8. Espécies vegetais indicadoras.

§ 1º As listas das espécies indicadoras mencionadas neste artigo serão estabelecidas em Resoluções do Conama para cada Estado da Federação, considerando-se as características específicas da sua vegetação de Restinga, mantendo-se, até as suas edições, a vigência das Resoluções nº 7, de 23 de julho de 1996 e nº 261, de 30 de junho de 1999.

§ 2º A dinâmica sucessional da vegetação na transição entre Restinga e outras tipologias vegetacionais serão estabelecidas em resoluções do Conama para cada Estado da Federação.

Art. 4º A ausência de uma ou mais espécies indicadoras, ou a ocorrência de espécies não citadas nas resoluções específicas referidas no art. 3º, não descaracteriza o respectivo estágio sucessional da vegetação.

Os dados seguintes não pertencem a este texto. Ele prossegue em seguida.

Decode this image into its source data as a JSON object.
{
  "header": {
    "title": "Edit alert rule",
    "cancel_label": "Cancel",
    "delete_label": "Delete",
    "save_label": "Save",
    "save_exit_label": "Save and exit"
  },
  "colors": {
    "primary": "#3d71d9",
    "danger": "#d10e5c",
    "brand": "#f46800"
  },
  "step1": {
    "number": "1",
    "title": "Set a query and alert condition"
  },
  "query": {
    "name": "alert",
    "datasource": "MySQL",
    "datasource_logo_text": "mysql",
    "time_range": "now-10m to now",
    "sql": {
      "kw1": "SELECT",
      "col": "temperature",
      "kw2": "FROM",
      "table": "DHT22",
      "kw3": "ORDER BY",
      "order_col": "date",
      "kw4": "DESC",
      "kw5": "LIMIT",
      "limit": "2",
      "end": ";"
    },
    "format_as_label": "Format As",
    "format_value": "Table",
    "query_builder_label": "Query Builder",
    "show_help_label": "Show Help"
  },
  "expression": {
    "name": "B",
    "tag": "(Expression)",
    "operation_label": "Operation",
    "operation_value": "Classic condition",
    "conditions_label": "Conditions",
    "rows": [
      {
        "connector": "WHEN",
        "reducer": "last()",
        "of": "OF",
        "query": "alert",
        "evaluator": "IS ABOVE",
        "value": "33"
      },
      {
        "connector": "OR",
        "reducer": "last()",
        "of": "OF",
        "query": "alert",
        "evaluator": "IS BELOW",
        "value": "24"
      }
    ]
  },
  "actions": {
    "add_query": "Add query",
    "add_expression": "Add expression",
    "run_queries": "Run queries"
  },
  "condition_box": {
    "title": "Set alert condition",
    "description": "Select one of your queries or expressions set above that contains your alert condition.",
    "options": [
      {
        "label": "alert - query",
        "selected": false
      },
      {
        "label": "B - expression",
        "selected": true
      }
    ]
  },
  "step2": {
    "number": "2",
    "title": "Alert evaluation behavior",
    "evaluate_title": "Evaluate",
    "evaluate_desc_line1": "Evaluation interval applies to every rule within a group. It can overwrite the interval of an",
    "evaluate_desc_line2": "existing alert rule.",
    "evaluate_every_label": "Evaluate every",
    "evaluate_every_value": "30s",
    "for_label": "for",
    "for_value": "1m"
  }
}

Parágrafo único. Serão consideradas a abundância e a predominância das espécies presentes nos estágios sucessionais para a sua caracterização.

Art. 5º Considerando o seu caráter pioneiro, a ocorrência de espécies invasoras, ruderais ou cultivadas em remanescentes de vegetação nativa não descaracteriza o caráter primário da vegetação de Restinga.

Art. 6º Não se caracteriza como remanescente de vegetação de Restinga a existência de espécies ruderais nativas ou exóticas, em áreas já ocupadas com agricultura, cidades, pastagens e florestas plantadas ou outras áreas desprovidas de vegetação nativa, ressalvado o disposto no art. 5º da Lei nº 11.428, de 22 de dezembro de 2006 .

Art. 7º As resoluções específicas para cada Estado deverão destacar, na citação das espécies indicadoras, aquelas identificadas como endêmicas, raras ou ameaçadas de extinção, constantes das listas oficiais da União Federal e dos respectivos Estados.

Art. 8º Esta Resolução entra em vigor na data de sua publicação.